How does bitrate differ for the same resolution and framerate?
Reading about video quality I found that it depends of resolution, frames per second and bitrate, which decides the size of the video.
My question is how the bitrate is calculated and how it can differ.
Let's say a video has a 360x240 resolution. It takes 86400 pixels per frame. The frame rate is 30 Hz. So the video takes 86400 × 30 = 2592000 pixels per second.
So let's say 1 pixel is 3 Bytes (24 Bits) of data: we have 2592000 × 24 bits per second video (62208000 Bits), that is 62208 kBits (This does not sound right, maybe some problem in my calculation).
But how can it differ and how does it make difference in quality?
What you've calculated is the bitrate for a raw, uncompressed video. You typically won't find these except in research or other specialized applications. Even broadcasters use compressed video, albeit at a much higher bitrate than your typical YouTube video.
So, video quality has a lot to do with how the video was compressed. The more you compress it, the less bits it takes per frame. Also, the more you compress, the worse the quality is. Now, some videos are much easier to compress than others – in essence, this is why they have a lower bitrate even though they have the same resolution and framerate.
In order to understand why this is, you need to be aware of the two main principles video compression uses. These are called "spatial" and "temporal redundancy".
Spatial redundancy
Spatial redundancy exists in images that show natural content. This is the reason JPEG works so well — it compresses image data because blocks of pixels can be coded together. These are 8 × 8 pixels, for example. These are called "macroblocks".

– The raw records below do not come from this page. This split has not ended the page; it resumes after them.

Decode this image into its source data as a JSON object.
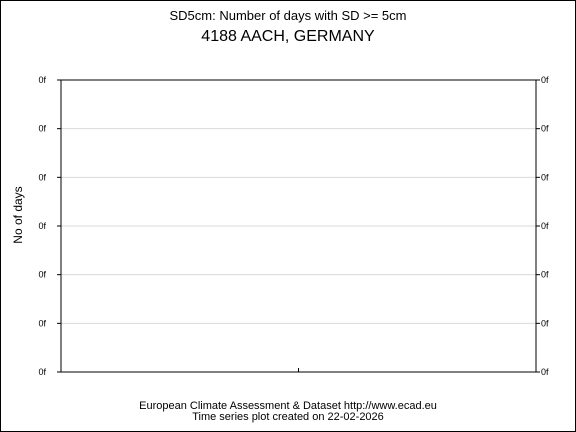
{
  "chart_data": {
    "type": "line",
    "title": "SD5cm: Number of days with SD >= 5cm",
    "subtitle": "4188 AACH, GERMANY",
    "ylabel": "No of days",
    "xlabel": "",
    "grid": true,
    "left_tick_labels": [
      "0f",
      "0f",
      "0f",
      "0f",
      "0f",
      "0f",
      "0f"
    ],
    "right_tick_labels": [
      "0f",
      "0f",
      "0f",
      "0f",
      "0f",
      "0f",
      "0f"
    ],
    "series": []
  },
  "footer": {
    "line1": "European Climate Assessment & Dataset  http://www.ecad.eu",
    "line2": "Time series plot created on 22-02-2026"
  }
}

Modern video codecs do the same: They basically use similar algorithms to JPEG in order to compress a frame, block by block. So you don't store bits per pixel anymore, but bits per macroblock, because you "summarize" pixels into larger groups. By summarizing them, the algorithm will also discard information that is not visible to the human eye — this is where you can reduce most of the bitrate. It works by quantizing the data. This will retain frequencies that are more perceivable and "throw away" those we can't see. Quantizing factor is expressed as "QP" in most codecs, and it's the main control knob for quality.
You can now even go ahead and predict macroblocks from macroblocks that have been previously encoded in the same image. This is called intra prediction. For example, a part of a grey wall was already encoded in the upper left corner of the frame, so we can use that macroblock in the same frame again, for example for the macroblock right next to it. We will just store the difference it had to the previous one and save data. This way, we don't have to encode two macroblocks that are very similar to each other.
Why does bitrate change for same image size? Well, some images are easier to encode than others. The higher the spatial activity, the more you actually have to encode. Smooth textures take up less bits than detailed ones. The same goes for intra prediction: A frame of a grey wall will allow you to use one macroblock to predict all others, whereas a frame of flowing water might not work that well.
Temporal redundancy
This exists because a frame following another frame is probably very similar to its predecessor. Mostly, just a tiny bit changes, and it wouldn't make sense to fully encode it. What video encoders do is just encode the difference between two subsequent frames, just like they can do for macroblocks.
Taking an example from Wikipedia's article on motion compensation, let's say this is your original frame:
Then the difference to the next frame is just this:
The encoder now only stores the actual differences, not the pixel-by-pixel values. This is why the bits used for each frame are not the same every time. These "difference" frames depend on a fully encoded frame, and this is why there are at least two types of frames for modern codecs:
- I-frames (aka keyframes) — these are the fully encoded ones
- P-frames — these are the ones that just store the difference
You occasionally need to insert I-frames into a video. The actual bitrate depends also on the number of I-frames used. Moreover, the more difference in motion there is between two subsequent frames, the more the encoder has to store. A video of "nothing" moving will be easier to encode than a sports video, and use less bits per frame.
I believe your math is actually correct, but there is a little more to it; compression is the missing link here.
You calculated the uncompressed bit rate, and came up with the reason that compression exists. The bit rates become impossibly large with uncompressed video. So, they compress the video at the source, and uncompress it at the receiver, and then the bit rate becomes manageable. You just need a fast enough decompressor, which may be hardware or software.
So, the issue becomes how much compression can be tolerated - it's not lossless, usually, so you are losing information, but they try to make it intelligent enough to lose the less important data that won't be so noticeable. It usually is fairly easy until there is a lot of motion, then it becomes more complicated.
Edit: Forgot to add, but the parts that implement the compression method is the codec; I noticed that you used this as a tag in your post.